Actionable Insights and Recommendations¶

  • What profitable policies for cancellations and refunds can the hotel adopt?
  • What other recommedations would you suggest to the hotel?
  • The model built can be used to predict if booking is going to be cancelled or not and can correctly identify 85.4% of the booking cancelations.

  • Lead time and market segment type-online are the most important variables in predicting whether a booking will be cancelled or not.

    Based on the insights derived from the decision tree model:

  • Cancellation Policies and Refunds: Implement flexible cancellation policies, especially for bookings with longer lead times. Shortening the lead time might reduce cancellation rates. Tailor cancellation/refund policies based on the market segment type, particularly focusing on online bookings. This segment appears to have a significant impact on cancellations, suggesting a need for specialized policies or incentives to mitigate cancellations within this segment.

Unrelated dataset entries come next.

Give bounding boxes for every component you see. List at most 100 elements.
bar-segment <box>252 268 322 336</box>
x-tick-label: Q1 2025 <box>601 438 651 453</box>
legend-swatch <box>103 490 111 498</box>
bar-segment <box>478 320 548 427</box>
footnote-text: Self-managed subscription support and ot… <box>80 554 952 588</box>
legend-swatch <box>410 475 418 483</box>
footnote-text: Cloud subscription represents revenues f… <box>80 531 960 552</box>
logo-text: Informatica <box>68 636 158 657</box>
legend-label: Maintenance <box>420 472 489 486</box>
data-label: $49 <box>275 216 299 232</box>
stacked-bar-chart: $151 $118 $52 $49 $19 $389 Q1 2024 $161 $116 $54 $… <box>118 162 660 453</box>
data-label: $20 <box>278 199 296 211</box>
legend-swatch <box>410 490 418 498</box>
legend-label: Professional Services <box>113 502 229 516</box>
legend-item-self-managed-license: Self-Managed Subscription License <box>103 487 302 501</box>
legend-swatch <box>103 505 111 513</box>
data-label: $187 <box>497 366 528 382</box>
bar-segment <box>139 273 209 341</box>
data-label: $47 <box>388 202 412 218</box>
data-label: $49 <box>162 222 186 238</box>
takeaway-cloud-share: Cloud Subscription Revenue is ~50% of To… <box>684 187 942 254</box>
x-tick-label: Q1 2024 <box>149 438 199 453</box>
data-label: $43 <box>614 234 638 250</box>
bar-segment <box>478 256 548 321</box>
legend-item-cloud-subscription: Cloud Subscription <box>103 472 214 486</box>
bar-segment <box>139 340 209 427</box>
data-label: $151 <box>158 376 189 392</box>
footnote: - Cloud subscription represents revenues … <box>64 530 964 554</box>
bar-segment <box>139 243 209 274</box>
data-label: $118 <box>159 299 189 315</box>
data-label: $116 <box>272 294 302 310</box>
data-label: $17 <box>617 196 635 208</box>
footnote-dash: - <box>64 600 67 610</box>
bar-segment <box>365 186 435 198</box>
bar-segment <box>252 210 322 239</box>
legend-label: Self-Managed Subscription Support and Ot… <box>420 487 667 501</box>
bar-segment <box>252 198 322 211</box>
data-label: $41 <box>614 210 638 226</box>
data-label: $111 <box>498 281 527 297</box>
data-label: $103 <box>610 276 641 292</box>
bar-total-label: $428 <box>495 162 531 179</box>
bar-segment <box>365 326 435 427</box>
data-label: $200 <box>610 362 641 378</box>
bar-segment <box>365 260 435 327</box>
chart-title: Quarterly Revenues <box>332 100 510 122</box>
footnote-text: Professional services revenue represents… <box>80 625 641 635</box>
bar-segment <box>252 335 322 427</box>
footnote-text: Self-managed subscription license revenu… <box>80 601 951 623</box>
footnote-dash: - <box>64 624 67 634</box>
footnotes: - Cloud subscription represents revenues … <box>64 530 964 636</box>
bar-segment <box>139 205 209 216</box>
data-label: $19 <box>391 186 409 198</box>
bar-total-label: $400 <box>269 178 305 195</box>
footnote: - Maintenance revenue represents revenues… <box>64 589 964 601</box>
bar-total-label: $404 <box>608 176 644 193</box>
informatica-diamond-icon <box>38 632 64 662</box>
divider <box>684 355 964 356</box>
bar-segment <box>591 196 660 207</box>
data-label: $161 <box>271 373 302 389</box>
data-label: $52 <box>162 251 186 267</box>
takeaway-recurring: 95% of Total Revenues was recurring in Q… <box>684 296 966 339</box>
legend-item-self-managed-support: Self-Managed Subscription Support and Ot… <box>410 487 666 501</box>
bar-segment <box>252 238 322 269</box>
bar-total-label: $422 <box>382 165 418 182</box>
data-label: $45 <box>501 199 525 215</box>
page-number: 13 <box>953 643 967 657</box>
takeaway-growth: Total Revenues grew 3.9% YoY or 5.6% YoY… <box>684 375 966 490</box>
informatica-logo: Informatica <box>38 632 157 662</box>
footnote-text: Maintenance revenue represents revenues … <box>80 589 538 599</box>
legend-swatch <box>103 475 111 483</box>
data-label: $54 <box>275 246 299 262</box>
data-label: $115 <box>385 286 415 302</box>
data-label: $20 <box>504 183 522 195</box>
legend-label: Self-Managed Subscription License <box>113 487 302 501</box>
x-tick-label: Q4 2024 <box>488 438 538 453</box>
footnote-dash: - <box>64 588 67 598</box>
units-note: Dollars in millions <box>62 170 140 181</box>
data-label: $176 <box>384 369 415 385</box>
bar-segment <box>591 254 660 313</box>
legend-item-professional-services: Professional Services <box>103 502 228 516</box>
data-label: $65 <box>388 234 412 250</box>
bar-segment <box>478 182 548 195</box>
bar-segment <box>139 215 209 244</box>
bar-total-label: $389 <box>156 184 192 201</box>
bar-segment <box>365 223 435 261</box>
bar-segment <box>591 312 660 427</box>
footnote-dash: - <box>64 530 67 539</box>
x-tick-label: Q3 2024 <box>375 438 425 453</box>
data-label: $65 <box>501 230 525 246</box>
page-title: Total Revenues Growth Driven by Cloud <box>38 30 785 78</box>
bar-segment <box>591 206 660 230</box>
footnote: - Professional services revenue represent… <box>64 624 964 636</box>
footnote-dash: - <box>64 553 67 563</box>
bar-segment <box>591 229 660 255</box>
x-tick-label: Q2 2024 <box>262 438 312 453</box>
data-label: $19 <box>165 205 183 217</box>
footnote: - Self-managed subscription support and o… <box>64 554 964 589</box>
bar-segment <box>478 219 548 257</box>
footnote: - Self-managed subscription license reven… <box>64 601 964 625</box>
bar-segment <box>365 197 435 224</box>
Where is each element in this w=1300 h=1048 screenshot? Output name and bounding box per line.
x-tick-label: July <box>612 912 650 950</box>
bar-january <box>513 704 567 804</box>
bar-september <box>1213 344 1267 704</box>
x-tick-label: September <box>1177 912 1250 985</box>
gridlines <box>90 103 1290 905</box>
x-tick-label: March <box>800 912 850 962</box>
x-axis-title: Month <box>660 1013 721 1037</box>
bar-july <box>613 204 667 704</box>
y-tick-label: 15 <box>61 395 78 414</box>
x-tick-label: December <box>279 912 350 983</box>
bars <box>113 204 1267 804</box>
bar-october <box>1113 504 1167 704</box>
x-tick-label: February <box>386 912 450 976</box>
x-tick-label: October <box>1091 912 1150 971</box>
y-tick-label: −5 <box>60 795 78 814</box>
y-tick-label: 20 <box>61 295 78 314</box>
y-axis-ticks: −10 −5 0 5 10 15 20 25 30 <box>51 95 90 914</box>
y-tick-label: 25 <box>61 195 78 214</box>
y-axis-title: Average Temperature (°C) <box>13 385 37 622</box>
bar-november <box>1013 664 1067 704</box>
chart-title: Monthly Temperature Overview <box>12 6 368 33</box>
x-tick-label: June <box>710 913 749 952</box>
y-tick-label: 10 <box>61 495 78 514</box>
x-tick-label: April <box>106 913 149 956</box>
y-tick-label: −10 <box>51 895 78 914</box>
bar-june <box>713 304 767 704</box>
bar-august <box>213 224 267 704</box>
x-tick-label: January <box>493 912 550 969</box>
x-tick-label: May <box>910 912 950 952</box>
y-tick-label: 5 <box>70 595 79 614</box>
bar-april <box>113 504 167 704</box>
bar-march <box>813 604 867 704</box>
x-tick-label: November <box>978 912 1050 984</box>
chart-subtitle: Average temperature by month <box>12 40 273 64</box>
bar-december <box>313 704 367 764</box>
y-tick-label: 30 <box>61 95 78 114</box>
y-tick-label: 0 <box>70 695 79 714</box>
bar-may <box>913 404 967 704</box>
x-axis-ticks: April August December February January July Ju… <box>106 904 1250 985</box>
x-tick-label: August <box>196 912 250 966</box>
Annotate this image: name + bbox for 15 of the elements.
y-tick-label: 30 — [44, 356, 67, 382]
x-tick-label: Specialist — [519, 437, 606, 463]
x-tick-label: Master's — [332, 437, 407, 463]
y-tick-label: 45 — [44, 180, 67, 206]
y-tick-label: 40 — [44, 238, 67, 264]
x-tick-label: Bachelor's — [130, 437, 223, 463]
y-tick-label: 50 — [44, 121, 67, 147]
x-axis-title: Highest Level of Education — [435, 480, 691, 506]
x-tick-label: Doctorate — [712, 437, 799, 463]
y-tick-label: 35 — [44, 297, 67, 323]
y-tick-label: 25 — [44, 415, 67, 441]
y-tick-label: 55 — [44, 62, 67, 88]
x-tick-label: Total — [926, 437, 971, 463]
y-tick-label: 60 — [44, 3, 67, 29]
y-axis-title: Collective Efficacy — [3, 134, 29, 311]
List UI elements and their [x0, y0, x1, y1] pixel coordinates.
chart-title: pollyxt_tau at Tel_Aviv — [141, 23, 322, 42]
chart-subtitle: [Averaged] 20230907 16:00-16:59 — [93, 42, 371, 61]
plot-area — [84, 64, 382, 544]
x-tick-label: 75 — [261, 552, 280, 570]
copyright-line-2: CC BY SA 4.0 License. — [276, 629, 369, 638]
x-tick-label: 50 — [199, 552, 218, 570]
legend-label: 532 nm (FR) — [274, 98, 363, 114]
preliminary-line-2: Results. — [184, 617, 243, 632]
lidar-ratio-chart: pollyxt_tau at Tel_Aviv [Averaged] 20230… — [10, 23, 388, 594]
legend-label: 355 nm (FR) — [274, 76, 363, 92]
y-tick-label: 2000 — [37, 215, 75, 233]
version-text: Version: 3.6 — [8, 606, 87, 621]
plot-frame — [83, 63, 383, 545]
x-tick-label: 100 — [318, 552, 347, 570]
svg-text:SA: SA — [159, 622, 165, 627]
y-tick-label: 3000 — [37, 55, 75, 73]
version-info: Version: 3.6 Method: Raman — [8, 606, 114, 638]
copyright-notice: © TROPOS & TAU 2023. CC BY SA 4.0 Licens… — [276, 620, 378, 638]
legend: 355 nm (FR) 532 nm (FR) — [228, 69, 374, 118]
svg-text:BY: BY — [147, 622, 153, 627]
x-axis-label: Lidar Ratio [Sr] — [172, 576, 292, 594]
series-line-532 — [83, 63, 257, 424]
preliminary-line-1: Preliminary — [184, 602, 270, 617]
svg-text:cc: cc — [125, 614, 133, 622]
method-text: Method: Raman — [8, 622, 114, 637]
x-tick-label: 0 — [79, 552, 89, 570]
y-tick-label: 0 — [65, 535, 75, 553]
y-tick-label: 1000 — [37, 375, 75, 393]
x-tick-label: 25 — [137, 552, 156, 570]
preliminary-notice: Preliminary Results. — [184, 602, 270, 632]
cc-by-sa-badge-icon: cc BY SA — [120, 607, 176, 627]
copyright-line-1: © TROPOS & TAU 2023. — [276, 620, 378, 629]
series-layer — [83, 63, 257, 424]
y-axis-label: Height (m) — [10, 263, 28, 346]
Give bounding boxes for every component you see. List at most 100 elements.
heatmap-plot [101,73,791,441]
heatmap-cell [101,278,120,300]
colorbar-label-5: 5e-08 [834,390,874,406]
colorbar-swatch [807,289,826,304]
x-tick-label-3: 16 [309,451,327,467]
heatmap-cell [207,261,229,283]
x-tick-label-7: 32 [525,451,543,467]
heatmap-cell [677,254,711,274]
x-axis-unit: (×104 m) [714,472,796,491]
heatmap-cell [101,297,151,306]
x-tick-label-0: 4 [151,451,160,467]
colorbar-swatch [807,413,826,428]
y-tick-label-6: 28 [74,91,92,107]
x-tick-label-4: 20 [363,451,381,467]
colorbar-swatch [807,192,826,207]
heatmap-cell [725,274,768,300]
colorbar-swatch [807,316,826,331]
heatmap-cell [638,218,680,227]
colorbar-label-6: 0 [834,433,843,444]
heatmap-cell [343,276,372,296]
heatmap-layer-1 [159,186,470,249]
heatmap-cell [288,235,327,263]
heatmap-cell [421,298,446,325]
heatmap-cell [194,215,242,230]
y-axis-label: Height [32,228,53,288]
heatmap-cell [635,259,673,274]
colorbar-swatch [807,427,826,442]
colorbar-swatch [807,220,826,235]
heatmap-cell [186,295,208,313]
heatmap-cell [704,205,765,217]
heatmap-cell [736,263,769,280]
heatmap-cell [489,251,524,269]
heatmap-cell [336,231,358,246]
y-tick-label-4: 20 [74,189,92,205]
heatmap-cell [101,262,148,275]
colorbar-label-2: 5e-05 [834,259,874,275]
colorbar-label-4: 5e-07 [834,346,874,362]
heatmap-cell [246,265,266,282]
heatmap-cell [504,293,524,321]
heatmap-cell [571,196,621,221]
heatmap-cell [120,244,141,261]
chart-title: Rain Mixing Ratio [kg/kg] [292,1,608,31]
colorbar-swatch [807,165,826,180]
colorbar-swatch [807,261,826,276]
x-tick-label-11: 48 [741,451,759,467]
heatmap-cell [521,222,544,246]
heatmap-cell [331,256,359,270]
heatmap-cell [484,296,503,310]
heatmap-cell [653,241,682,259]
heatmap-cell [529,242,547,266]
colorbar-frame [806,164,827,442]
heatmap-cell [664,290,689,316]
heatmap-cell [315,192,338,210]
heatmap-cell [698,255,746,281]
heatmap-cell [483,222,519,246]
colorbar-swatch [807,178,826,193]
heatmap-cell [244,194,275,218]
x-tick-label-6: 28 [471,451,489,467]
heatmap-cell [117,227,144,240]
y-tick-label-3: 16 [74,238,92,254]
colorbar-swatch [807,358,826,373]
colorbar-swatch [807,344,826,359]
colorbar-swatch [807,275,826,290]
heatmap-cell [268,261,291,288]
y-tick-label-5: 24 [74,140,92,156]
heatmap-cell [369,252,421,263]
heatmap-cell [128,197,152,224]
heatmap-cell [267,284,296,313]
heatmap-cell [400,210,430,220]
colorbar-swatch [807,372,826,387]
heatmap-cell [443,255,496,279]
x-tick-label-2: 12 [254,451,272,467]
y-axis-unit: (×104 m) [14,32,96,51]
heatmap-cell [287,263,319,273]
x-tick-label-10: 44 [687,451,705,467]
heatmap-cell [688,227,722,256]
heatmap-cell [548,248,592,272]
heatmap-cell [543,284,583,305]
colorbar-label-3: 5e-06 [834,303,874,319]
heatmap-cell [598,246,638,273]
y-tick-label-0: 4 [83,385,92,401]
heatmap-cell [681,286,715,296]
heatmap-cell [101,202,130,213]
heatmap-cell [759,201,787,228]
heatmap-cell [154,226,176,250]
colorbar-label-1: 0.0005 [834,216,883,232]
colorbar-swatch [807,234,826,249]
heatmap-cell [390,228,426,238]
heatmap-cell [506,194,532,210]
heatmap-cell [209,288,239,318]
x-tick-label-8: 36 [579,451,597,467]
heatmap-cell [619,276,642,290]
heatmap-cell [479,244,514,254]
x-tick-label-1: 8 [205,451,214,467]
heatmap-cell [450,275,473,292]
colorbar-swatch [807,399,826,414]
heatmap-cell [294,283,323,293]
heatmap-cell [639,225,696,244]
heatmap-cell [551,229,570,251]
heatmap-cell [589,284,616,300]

  • Vigilance on Lead Time and Market Segment Type: Monitor lead time trends closely. Bookings made well in advance seem more prone to cancellations, indicating a need for targeted strategies or promotions to solidify these early bookings. Pay special attention to bookings originating from the online market segment. This segment might have specific preferences or behaviors leading to higher cancellation rates, warranting customized approaches or marketing campaigns.

  • Data Analysis and Refinement: Expand the dataset to include more variables or a larger sample size for better model accuracy and robustness. Incorporating additional data may reveal more nuanced insights, allowing for more accurate predictions of cancellations. Consider exploring other potential influential factors that might contribute to cancellations. Features like customer demographics, booking channel, or seasonal patterns could offer valuable insights into cancellation behavior.

  • Risk Mitigation Strategies: Develop proactive strategies to minimize cancellations by engaging with customers who show characteristics prone to cancellation. This proactive approach could involve personalized communication, offers, or incentives to encourage commitment to bookings.

  • Continuous Monitoring and Adaptation: Continuously monitor the model's performance and adjust strategies accordingly. Analyze new data regularly to refine predictive models and adapt policies or marketing strategies based on changing trends or customer behaviors.

  • Customer Engagement and Retention: Focus on customer satisfaction and engagement to foster loyalty. Enhance customer experience, possibly through loyalty programs or personalized services, to encourage customers to retain their bookings.

  • By implementing these recommendations and closely analyzing the lead time and market segment type, the hotel can potentially reduce cancellation rates, optimize revenue, and enhance customer satisfaction and retention.